AltGr commented 9 years ago

There is the features field, but it is not supposed to be user-overridable (although it can refer to another variable). It was first intended for boolean values but the implementation handles strings too.

pqwy commented 9 years ago

That looks about right, thanks!

But the fact that $prefix/lib/$pkg is deleted on reinstall, together with the custom package variables, means that this form of vars is not yet suited for user-facing configuration tweaks.

I added 444e627a29c0a70b3c6975e00185b9c1765e8027 and plan to release it tomorrow. With that, users can echo "nocrypto-inhibit-modernity: true" >> ~/.opam/$(opam config var switch)/config/global-config.config to get rid of the machine-dependent code.

Going forward, I would like to avoid polluting global-config.config, though.

pqwy commented 9 years ago

0.5.1 is tagged and out, pending merge to the opam repo.

Global opam variable nocrypto-inhibit-modernity can be used to force-disable acceleration without pinning or editing the package.

@toolslive @domsj Clearly not the best solution, but will it do as an interim step?

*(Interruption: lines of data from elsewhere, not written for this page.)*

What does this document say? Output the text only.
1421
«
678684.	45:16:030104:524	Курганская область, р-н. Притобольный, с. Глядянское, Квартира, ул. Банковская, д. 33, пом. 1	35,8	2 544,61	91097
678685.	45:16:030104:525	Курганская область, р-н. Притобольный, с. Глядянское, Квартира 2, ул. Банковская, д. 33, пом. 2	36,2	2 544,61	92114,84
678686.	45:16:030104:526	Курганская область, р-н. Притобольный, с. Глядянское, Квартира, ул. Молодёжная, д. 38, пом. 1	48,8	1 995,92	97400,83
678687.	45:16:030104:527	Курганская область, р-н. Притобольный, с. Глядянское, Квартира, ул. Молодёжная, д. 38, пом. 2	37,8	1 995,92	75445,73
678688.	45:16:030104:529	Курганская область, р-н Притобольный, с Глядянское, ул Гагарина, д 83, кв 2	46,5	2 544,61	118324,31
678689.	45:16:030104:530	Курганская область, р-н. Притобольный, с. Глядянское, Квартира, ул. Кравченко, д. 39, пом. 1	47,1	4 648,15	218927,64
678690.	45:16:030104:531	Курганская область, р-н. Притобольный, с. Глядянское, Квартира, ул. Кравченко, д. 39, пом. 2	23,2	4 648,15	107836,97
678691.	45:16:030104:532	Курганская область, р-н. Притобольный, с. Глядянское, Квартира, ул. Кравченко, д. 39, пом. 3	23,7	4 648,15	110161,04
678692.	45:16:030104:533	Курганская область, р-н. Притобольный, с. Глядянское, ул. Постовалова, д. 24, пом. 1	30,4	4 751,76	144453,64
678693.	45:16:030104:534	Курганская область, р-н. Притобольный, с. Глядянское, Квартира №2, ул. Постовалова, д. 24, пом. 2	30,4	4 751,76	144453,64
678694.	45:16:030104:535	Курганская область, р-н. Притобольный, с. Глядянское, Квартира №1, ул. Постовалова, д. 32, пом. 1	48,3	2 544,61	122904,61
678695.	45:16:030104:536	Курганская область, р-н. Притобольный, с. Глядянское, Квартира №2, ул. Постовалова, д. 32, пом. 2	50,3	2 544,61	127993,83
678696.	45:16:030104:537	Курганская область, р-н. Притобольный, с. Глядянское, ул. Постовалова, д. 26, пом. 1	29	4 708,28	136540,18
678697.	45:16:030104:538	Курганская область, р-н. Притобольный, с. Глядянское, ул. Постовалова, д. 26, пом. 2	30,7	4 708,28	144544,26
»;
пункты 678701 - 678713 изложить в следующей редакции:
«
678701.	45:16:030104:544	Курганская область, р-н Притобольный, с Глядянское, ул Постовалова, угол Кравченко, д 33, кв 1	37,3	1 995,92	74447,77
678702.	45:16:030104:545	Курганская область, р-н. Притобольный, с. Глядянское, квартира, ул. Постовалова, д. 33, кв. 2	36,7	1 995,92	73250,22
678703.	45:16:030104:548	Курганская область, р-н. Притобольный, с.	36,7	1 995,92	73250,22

dbuenzli commented 9 years ago

But the fact that $prefix/lib/$pkg is deleted on reinstall, together with the custom package variables, means that this form of vars is not yet suited for user-facing configuration tweaks.

I don't think that .config file as it stands is the right mechanism. We want to distinguish a) .config file as they exist, that is a description of what was configured for other packages to use and b) being able to specify configuration parameters for a package.

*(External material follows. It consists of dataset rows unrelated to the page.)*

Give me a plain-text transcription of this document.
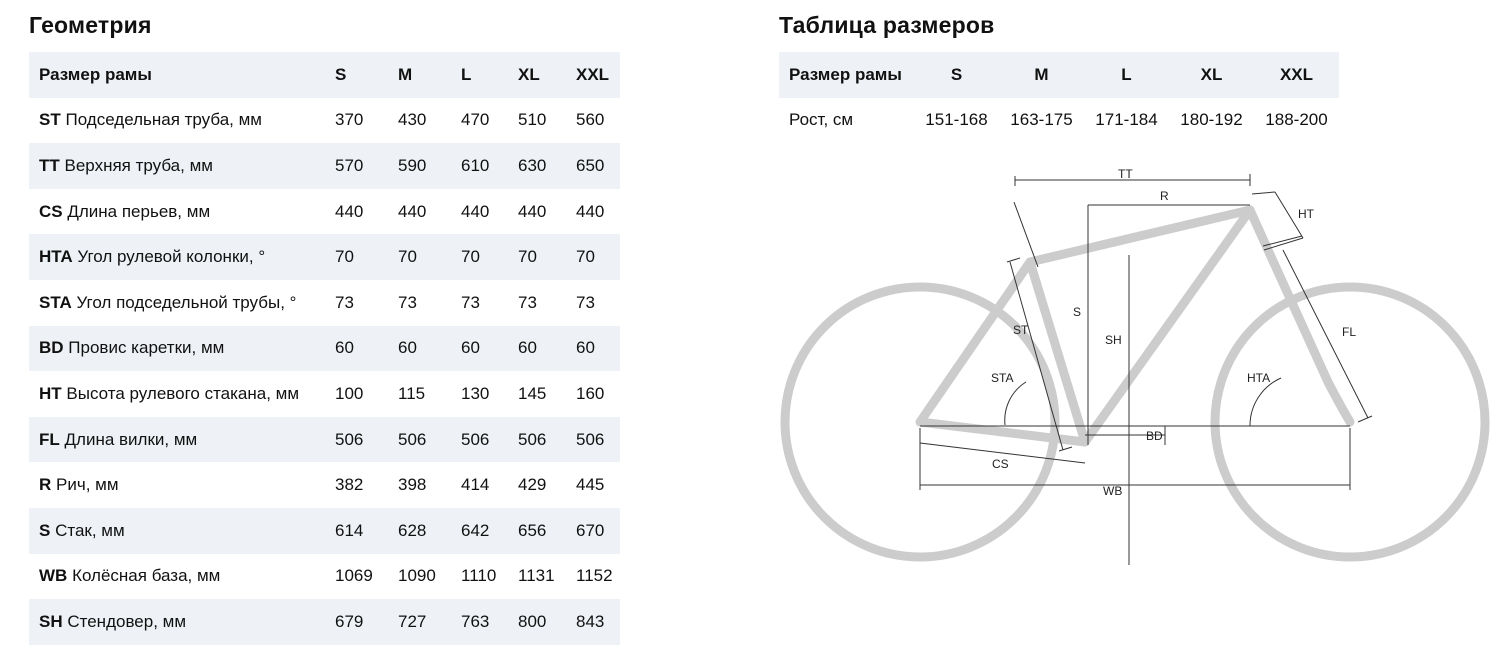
Геометрия
Размер рамы	S	M	L	XL	XXL
ST Подседельная труба, мм	370	430	470	510	560
TT Верхняя труба, мм	570	590	610	630	650
CS Длина перьев, мм	440	440	440	440	440
HTA Угол рулевой колонки, °	70	70	70	70	70
STA Угол подседельной трубы, °	73	73	73	73	73
BD Провис каретки, мм	60	60	60	60	60
HT Высота рулевого стакана, мм	100	115	130	145	160
FL Длина вилки, мм	506	506	506	506	506
R Рич, мм	382	398	414	429	445
S Стак, мм	614	628	642	656	670
WB Колёсная база, мм	1069	1090	1110	1131	1152
SH Стендовер, мм	679	727	763	800	843
Таблица размеров
Размер рамы	S	M	L	XL	XXL
Рост, см	151-168	163-175	171-184	180-192	188-200
TT
R
HT
ST
S
SH
FL
STA	HTA
BD
CS
WB
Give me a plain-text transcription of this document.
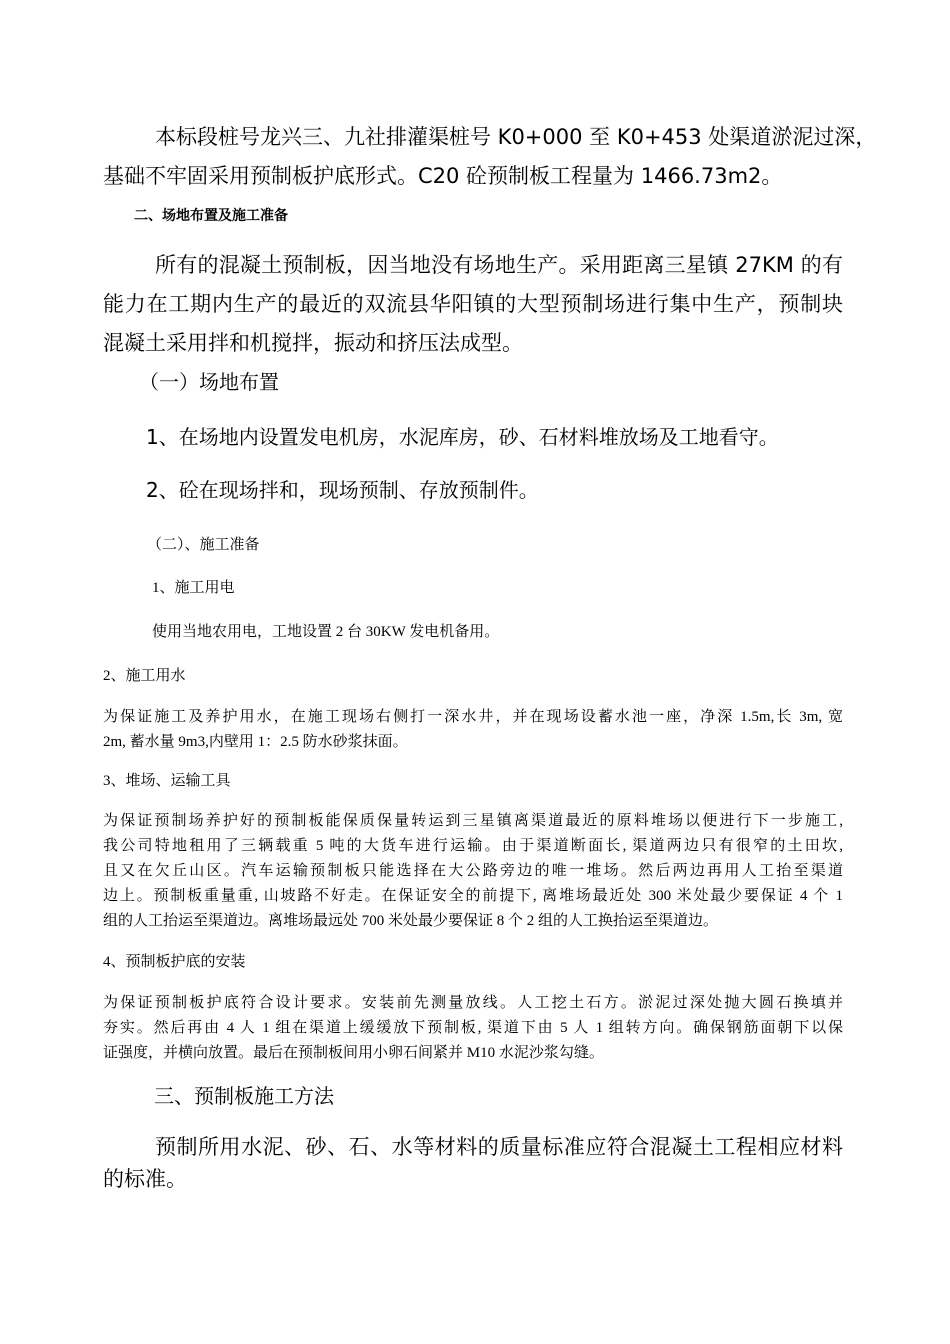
本标段桩号龙兴三、九社排灌渠桩号 K0+000 至 K0+453 处渠道淤泥过深，
基础不牢固采用预制板护底形式。C20 砼预制板工程量为 1466.73m2。
二、场地布置及施工准备
所有的混凝土预制板，因当地没有场地生产。采用距离三星镇 27KM 的有
能力在工期内生产的最近的双流县华阳镇的大型预制场进行集中生产，预制块
混凝土采用拌和机搅拌，振动和挤压法成型。
（一）场地布置
1、在场地内设置发电机房，水泥库房，砂、石材料堆放场及工地看守。
2、砼在现场拌和，现场预制、存放预制件。
（二）、施工准备
1、施工用电
使用当地农用电，工地设置 2 台 30KW 发电机备用。
2、施工用水
为保证施工及养护用水，在施工现场右侧打一深水井，并在现场设蓄水池一座，净深 1.5m,长 3m, 宽
2m, 蓄水量 9m3,内壁用 1：2.5 防水砂浆抹面。
3、堆场、运输工具
为保证预制场养护好的预制板能保质保量转运到三星镇离渠道最近的原料堆场以便进行下一步施工,
我公司特地租用了三辆载重 5 吨的大货车进行运输。由于渠道断面长, 渠道两边只有很窄的土田坎,
且又在欠丘山区。汽车运输预制板只能选择在大公路旁边的唯一堆场。然后两边再用人工抬至渠道
边上。预制板重量重, 山坡路不好走。在保证安全的前提下, 离堆场最近处 300 米处最少要保证 4 个 1
组的人工抬运至渠道边。离堆场最远处 700 米处最少要保证 8 个 2 组的人工换抬运至渠道边。
4、预制板护底的安装
为保证预制板护底符合设计要求。安装前先测量放线。人工挖土石方。淤泥过深处抛大圆石换填并
夯实。然后再由 4 人 1 组在渠道上缓缓放下预制板, 渠道下由 5 人 1 组转方向。确保钢筋面朝下以保
证强度，并横向放置。最后在预制板间用小卵石间紧并 M10 水泥沙浆勾缝。
三、预制板施工方法
预制所用水泥、砂、石、水等材料的质量标准应符合混凝土工程相应材料
的标准。
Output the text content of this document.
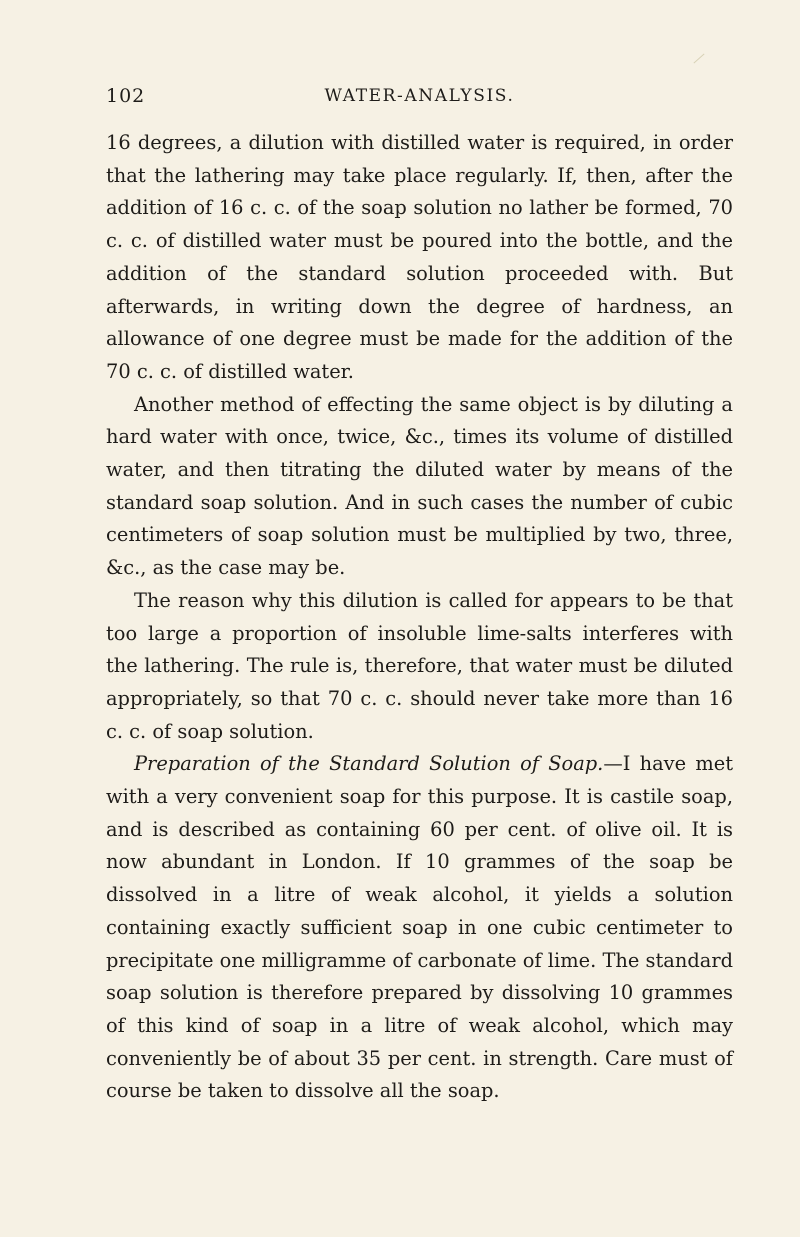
102	WATER-ANALYSIS.

16 degrees, a dilution with distilled water is required, in order that the lathering may take place regularly. If, then, after the addition of 16 c. c. of the soap solution no lather be formed, 70 c. c. of distilled water must be poured into the bottle, and the addition of the standard solution proceeded with. But afterwards, in writing down the degree of hardness, an allowance of one degree must be made for the addition of the 70 c. c. of distilled water.

Another method of effecting the same object is by diluting a hard water with once, twice, &c., times its volume of distilled water, and then titrating the diluted water by means of the standard soap solution. And in such cases the number of cubic centimeters of soap solution must be multiplied by two, three, &c., as the case may be.

The reason why this dilution is called for appears to be that too large a proportion of insoluble lime-salts interferes with the lathering. The rule is, therefore, that water must be diluted appropriately, so that 70 c. c. should never take more than 16 c. c. of soap solution.

Preparation of the Standard Solution of Soap.—I have met with a very convenient soap for this purpose. It is castile soap, and is described as containing 60 per cent. of olive oil. It is now abundant in London. If 10 grammes of the soap be dissolved in a litre of weak alcohol, it yields a solution containing exactly sufficient soap in one cubic centimeter to precipitate one milligramme of carbonate of lime. The standard soap solution is therefore prepared by dissolving 10 grammes of this kind of soap in a litre of weak alcohol, which may conveniently be of about 35 per cent. in strength. Care must of course be taken to dissolve all the soap.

dbuenzli commented 9 years ago

Wish: animals: "medium-sized" would parse in an opam file and the package would see the variable, but the variable would still be user-overridable. (Am I missing a way to default an arbitrary variable?)

As I commented on the opam issue there should be a way to declare and document the variables, having a default value should be added to the list. But this discussion should be continued there.

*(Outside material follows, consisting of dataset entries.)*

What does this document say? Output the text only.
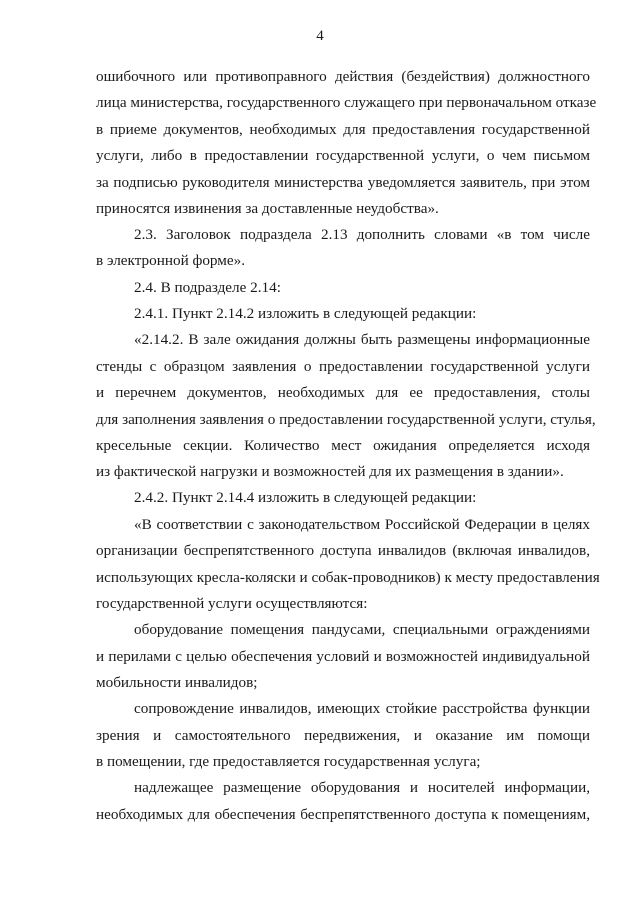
4
ошибочного или противоправного действия (бездействия) должностного
лица министерства, государственного служащего при первоначальном отказе
в приеме документов, необходимых для предоставления государственной
услуги, либо в предоставлении государственной услуги, о чем письмом
за подписью руководителя министерства уведомляется заявитель, при этом
приносятся извинения за доставленные неудобства».
2.3. Заголовок подраздела 2.13 дополнить словами «в том числе
в электронной форме».
2.4. В подразделе 2.14:
2.4.1. Пункт 2.14.2 изложить в следующей редакции:
«2.14.2. В зале ожидания должны быть размещены информационные
стенды с образцом заявления о предоставлении государственной услуги
и перечнем документов, необходимых для ее предоставления, столы
для заполнения заявления о предоставлении государственной услуги, стулья,
кресельные секции. Количество мест ожидания определяется исходя
из фактической нагрузки и возможностей для их размещения в здании».
2.4.2. Пункт 2.14.4 изложить в следующей редакции:
«В соответствии с законодательством Российской Федерации в целях
организации беспрепятственного доступа инвалидов (включая инвалидов,
использующих кресла-коляски и собак-проводников) к месту предоставления
государственной услуги осуществляются:
оборудование помещения пандусами, специальными ограждениями
и перилами с целью обеспечения условий и возможностей индивидуальной
мобильности инвалидов;
сопровождение инвалидов, имеющих стойкие расстройства функции
зрения и самостоятельного передвижения, и оказание им помощи
в помещении, где предоставляется государственная услуга;
надлежащее размещение оборудования и носителей информации,
необходимых для обеспечения беспрепятственного доступа к помещениям,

toolslive commented 9 years ago

for us, that interim option is ok.

dbuenzli commented 9 years ago

@pqwy I have written a proposal there https://github.com/ocaml/opam/issues/2247 your feedback is welcome.

edwintorok commented 9 years ago

You can use -march=native (works with GCC and Clang) to get all the features of the build machine instead of specifying -m<feature> flags individually, however I don't recommend this: it may work fine for systems like gentoo, but can be quite a problem for any OS that distributes binary packages, and virtual machines are another problem. There is also a GCC extension, GNU indirect functions (ifunc attribute) that can perform function dispatch at load time, but unfortunately only works on Linux (and perhaps FreeBSD) and not supported by Clang yet. Its probably possible to achieve something similar using function pointers and perform the dispatch once on startup (instead of load time like with ifunc) in a portable way.